An official website of the United States government, Department of Justice.

Forensic Footwear Reliability: Part II - Range of Conclusions, Accuracy, and Consensus

NCJ Number
Journal of Forensic Sciences Dated: September 2020
Date Published
September 2020
12 pages
This article, the second of a three part series, presents the findings of a reliability study that assessed the extent of agreement between forensic footwear examiners in the United States.

Between February 2017 and August 2018, West Virginia University conducted a reliability study to determine expert performance among forensic footwear examiners in the United States. Throughout the study's duration, 70 examiners each performed 12 comparisons and reported a total of 840 conclusions. In order to assess the accuracy of conclusions, the similarities and differences between mated and non-mated pairs were evaluated according to three criteria: (i) inherent agreement/disagreement in class, wear, and randomly acquired features; (ii) limitations as a function of questioned impression quality, clarity, and totality; and (iii) adherence to the Scientific Working Group for Shoeprint and Tire Tread Evidence (SWGTREAD) 2013 conclusion standard. Using these criteria, acceptable/expected categorical conclusions were defined. Preliminary results from this study are divided into a series of three summaries. This manuscript (Part II) reports accuracy and reproducibility.

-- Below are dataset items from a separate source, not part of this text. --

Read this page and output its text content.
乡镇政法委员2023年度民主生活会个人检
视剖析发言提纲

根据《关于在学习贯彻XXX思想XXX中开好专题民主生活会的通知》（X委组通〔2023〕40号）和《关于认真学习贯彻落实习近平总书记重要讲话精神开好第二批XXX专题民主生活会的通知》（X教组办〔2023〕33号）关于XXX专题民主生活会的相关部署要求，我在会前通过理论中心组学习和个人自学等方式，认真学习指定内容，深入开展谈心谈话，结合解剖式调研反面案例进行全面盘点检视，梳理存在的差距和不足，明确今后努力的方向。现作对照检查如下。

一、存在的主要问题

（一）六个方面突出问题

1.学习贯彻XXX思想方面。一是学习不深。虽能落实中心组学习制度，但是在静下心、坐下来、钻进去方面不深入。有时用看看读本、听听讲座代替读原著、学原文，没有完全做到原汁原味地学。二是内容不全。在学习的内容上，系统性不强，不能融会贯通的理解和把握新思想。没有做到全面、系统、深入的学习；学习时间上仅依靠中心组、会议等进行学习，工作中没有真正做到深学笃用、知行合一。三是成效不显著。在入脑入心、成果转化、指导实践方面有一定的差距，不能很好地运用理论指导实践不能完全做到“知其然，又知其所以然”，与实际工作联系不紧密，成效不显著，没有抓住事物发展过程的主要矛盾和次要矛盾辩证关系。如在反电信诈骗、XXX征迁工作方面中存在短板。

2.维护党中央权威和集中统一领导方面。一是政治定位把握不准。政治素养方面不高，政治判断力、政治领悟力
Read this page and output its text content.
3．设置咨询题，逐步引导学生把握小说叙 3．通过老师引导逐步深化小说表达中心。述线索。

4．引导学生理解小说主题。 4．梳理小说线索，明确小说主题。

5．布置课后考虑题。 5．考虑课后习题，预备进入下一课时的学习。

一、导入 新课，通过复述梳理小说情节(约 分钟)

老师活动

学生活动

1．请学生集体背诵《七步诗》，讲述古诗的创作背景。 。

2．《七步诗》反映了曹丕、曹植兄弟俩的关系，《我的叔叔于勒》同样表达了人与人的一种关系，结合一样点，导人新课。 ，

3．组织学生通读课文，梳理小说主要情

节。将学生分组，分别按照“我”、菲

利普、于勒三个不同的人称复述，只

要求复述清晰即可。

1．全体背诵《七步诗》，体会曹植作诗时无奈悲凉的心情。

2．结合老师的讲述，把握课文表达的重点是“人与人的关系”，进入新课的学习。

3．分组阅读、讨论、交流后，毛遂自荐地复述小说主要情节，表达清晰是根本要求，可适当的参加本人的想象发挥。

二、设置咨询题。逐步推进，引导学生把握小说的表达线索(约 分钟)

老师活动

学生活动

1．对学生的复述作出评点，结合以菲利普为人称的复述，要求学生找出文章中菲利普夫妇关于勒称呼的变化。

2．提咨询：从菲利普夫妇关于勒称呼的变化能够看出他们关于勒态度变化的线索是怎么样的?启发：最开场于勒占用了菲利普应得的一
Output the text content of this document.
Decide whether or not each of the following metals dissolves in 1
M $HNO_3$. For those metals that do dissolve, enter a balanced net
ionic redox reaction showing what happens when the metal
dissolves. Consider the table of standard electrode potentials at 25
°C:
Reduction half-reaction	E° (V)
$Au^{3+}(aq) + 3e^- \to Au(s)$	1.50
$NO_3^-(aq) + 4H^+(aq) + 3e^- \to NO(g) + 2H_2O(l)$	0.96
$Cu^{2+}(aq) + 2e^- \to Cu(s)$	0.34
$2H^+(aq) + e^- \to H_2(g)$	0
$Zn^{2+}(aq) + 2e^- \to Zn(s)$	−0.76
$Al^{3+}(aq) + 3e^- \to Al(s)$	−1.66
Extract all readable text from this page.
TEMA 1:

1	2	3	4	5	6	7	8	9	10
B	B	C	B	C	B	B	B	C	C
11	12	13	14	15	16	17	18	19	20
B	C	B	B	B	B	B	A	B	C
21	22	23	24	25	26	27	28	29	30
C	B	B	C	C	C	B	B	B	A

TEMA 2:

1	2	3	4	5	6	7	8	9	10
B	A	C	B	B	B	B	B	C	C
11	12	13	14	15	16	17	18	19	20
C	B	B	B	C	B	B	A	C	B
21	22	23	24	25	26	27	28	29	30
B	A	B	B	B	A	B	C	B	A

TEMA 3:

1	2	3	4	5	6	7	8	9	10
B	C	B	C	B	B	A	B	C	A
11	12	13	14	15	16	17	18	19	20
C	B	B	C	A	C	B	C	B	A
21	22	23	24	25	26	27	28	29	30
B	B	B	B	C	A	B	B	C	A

For mated pairs, accuracy equals 76.3 percent +/- 13.0 percent (median of 78.6 percent, and a 90 percent confidence interval between 72.2 percent and 80.0 percent). For non-mated pairs, accuracy equals 87.4 percent +/- 9.24 percent (median of 91.4 percent and a 90 percent confidence interval between 84.7 percent and 89.8 percent). In addition, the community assessed agreement (denoted by IQR) of reported results equals the research team's accepted/expected conclusions for 10 out of 12 comparisons. In terms of reproducibility, the 90 percent confidence interval for consensus was computed and found to equal 0.71-0.86 (median of 0.77) for the combined dataset. Although based on a limited sample size, these results provide a baseline.

Date Published: September 1, 2020